The article mentions a "quiz" where you can see if you can tell if snippets were algorithmically or human-authored, but that quiz is no longer available. Instead, take this direct link to an algorithmic-authoring quiz. Try the quiz (which has six poems—some by human, some by computer). How did you do? To what extent do you feel that automatic authoring is a positive (or negative, or mixed) development? .

Note: The quiz may not show up in some browsers or with some ad-blockers. I was able to get it to display in Safari…

Where to go from here

If you are interested in these topics, here are a few ways to explore it deeper. These items aren’t part of the assignment and aren’t meant to interfere with your other work. They’re just here for fun, and you can refer back to them later, whenever you have some free time and want to think more about the themes of the assignment.

This week in class, we explored regularity, Turing Machines, and the expressive power of computational models. Essentially, we answered the question “What does it mean to compute?”. If you are interested in these topics, here are some additional things to explore.

Resources

If you’re interested in DFAs and the kinds of problems they can(’t) solve, here are a couple of books that go more in depth. These books also talk about other concepts related to DFAs, all from the subdiscipline of Computer Science and Math called Theory of Computation.
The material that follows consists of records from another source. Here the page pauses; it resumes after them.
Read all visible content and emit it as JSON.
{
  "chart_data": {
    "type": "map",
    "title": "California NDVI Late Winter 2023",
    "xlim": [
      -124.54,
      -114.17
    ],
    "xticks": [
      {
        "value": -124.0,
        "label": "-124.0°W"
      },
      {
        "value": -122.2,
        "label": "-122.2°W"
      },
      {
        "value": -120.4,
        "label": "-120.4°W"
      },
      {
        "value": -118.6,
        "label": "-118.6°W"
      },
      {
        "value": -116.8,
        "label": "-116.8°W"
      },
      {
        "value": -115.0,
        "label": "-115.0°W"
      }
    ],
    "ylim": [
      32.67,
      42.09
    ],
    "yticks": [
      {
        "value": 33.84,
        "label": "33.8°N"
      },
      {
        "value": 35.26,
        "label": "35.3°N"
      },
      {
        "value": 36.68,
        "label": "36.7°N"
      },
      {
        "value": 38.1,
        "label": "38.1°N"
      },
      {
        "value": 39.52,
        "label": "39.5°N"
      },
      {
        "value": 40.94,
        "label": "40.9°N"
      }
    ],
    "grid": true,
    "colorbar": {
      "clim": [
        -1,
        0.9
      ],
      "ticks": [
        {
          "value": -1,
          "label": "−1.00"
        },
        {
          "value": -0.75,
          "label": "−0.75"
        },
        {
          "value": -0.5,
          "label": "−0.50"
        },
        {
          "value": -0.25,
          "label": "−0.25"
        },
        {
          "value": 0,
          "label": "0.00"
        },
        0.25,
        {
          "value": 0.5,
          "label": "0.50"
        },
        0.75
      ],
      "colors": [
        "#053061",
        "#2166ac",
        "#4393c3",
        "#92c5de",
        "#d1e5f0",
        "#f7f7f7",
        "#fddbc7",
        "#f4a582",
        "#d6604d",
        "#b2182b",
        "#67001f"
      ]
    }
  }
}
Automata, Computability and Complexity: Theory and Applications by Elaine Rich.
Introduction to the Theory of Computation by Michael Sipser.
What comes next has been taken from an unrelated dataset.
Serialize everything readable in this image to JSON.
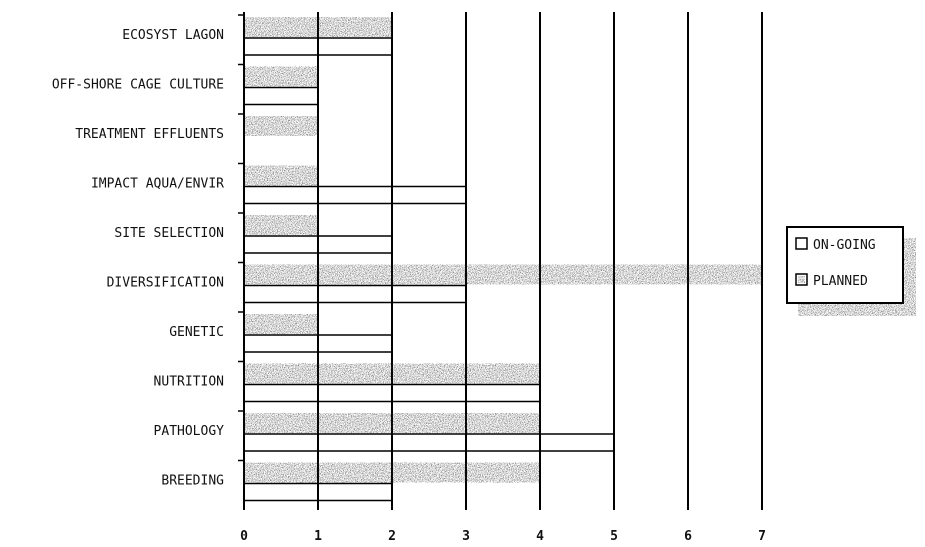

Both these books go into more detail about regularity, including topics such as:

A proof that DFAs and regular expressions are equivalent models of computation.
Algorithms for converting between these models.
An algorithm for minimizing a DFA.
An algorithm for comparing whether two DFAs are equivalent.
Descriptions of Turing Machines.
Descriptions of other models of computation we haven’t examined.
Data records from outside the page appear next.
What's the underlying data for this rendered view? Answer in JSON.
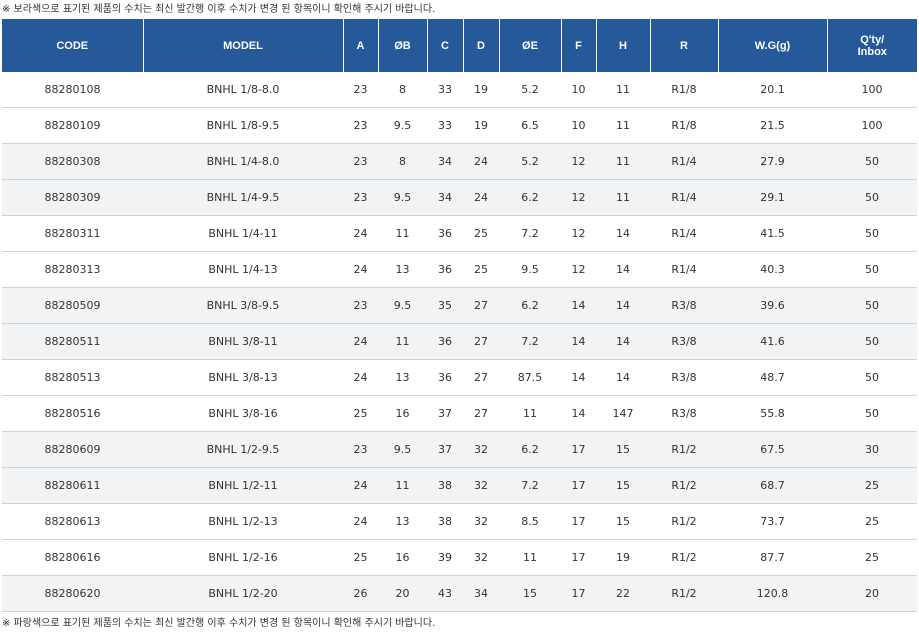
{
  "notes": {
    "top": "※ 보라색으로 표기된 제품의 수치는 최신 발간행 이후 수치가 변경 된 항목이니 확인해 주시기 바랍니다.",
    "bottom": "※ 파랑색으로 표기된 제품의 수치는 최신 발간행 이후 수치가 변경 된 항목이니 확인해 주시기 바랍니다."
  },
  "table": {
    "headers": [
      "CODE",
      "MODEL",
      "A",
      "ØB",
      "C",
      "D",
      "ØE",
      "F",
      "H",
      "R",
      "W.G(g)",
      "Q'ty/\nInbox"
    ],
    "rows": [
      [
        "88280108",
        "BNHL 1/8-8.0",
        "23",
        "8",
        "33",
        "19",
        "5.2",
        "10",
        "11",
        "R1/8",
        "20.1",
        "100"
      ],
      [
        "88280109",
        "BNHL 1/8-9.5",
        "23",
        "9.5",
        "33",
        "19",
        "6.5",
        "10",
        "11",
        "R1/8",
        "21.5",
        "100"
      ],
      [
        "88280308",
        "BNHL 1/4-8.0",
        "23",
        "8",
        "34",
        "24",
        "5.2",
        "12",
        "11",
        "R1/4",
        "27.9",
        "50"
      ],
      [
        "88280309",
        "BNHL 1/4-9.5",
        "23",
        "9.5",
        "34",
        "24",
        "6.2",
        "12",
        "11",
        "R1/4",
        "29.1",
        "50"
      ],
      [
        "88280311",
        "BNHL 1/4-11",
        "24",
        "11",
        "36",
        "25",
        "7.2",
        "12",
        "14",
        "R1/4",
        "41.5",
        "50"
      ],
      [
        "88280313",
        "BNHL 1/4-13",
        "24",
        "13",
        "36",
        "25",
        "9.5",
        "12",
        "14",
        "R1/4",
        "40.3",
        "50"
      ],
      [
        "88280509",
        "BNHL 3/8-9.5",
        "23",
        "9.5",
        "35",
        "27",
        "6.2",
        "14",
        "14",
        "R3/8",
        "39.6",
        "50"
      ],
      [
        "88280511",
        "BNHL 3/8-11",
        "24",
        "11",
        "36",
        "27",
        "7.2",
        "14",
        "14",
        "R3/8",
        "41.6",
        "50"
      ],
      [
        "88280513",
        "BNHL 3/8-13",
        "24",
        "13",
        "36",
        "27",
        "87.5",
        "14",
        "14",
        "R3/8",
        "48.7",
        "50"
      ],
      [
        "88280516",
        "BNHL 3/8-16",
        "25",
        "16",
        "37",
        "27",
        "11",
        "14",
        "147",
        "R3/8",
        "55.8",
        "50"
      ],
      [
        "88280609",
        "BNHL 1/2-9.5",
        "23",
        "9.5",
        "37",
        "32",
        "6.2",
        "17",
        "15",
        "R1/2",
        "67.5",
        "30"
      ],
      [
        "88280611",
        "BNHL 1/2-11",
        "24",
        "11",
        "38",
        "32",
        "7.2",
        "17",
        "15",
        "R1/2",
        "68.7",
        "25"
      ],
      [
        "88280613",
        "BNHL 1/2-13",
        "24",
        "13",
        "38",
        "32",
        "8.5",
        "17",
        "15",
        "R1/2",
        "73.7",
        "25"
      ],
      [
        "88280616",
        "BNHL 1/2-16",
        "25",
        "16",
        "39",
        "32",
        "11",
        "17",
        "19",
        "R1/2",
        "87.7",
        "25"
      ],
      [
        "88280620",
        "BNHL 1/2-20",
        "26",
        "20",
        "43",
        "34",
        "15",
        "17",
        "22",
        "R1/2",
        "120.8",
        "20"
      ]
    ]
  },
  "colors": {
    "header_bg": "#25599a",
    "header_text": "#ffffff",
    "row_shade": "#f2f3f5",
    "row_divider": "#cfd4da",
    "cell_text": "#333333"
  }
}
If you liked Turing Machines and the Halting Problem, you might be interested in:

The Annotated Turing by Charles Petzold
A poem about the Halting Problem by Geoffrey K. Pullum

Practice problems for Turing machines

CS 42 doesn’t ask you to build up the skill of creating Turing Machines—that kind of question won’t appear on an assignment or an exam. However, if you’re curious about what it’s like to use a Turing Machine to solve a problem, here are a couple of practice problems. You can draw them with JSFlap!

Exercise 1

Make a Turing machine that accepts the following language:

L = { w | w is a bitstring of the form 0n12n}

i.e., a bitstring that starts with some number of 0s, followed by twice that many 1s. Assume that the read/write head starts on the left-most character of the (possibly empty) input. Remember that there may be zero 0s!

Exercise 2

Make a Turing machine that accepts the following language:

L = {w | w contains only 0s and the length of w is a power of 2}

You can assume that the input will be a single, contiguous block of all 0s. Also, you can assume that if there are any 0s on the Turing machine's tape, that the read/write head starts at the leftmost 0.

[1] We can make the generated automaton deterministic by adding a single “trap” state. Then, for each state in the generated automaton, for each missing transition, we add a transition from the generated state to the new trap state. This trap state is not an accepting state, so the new automaton accepts the same strings as the generated one, while also being deterministic.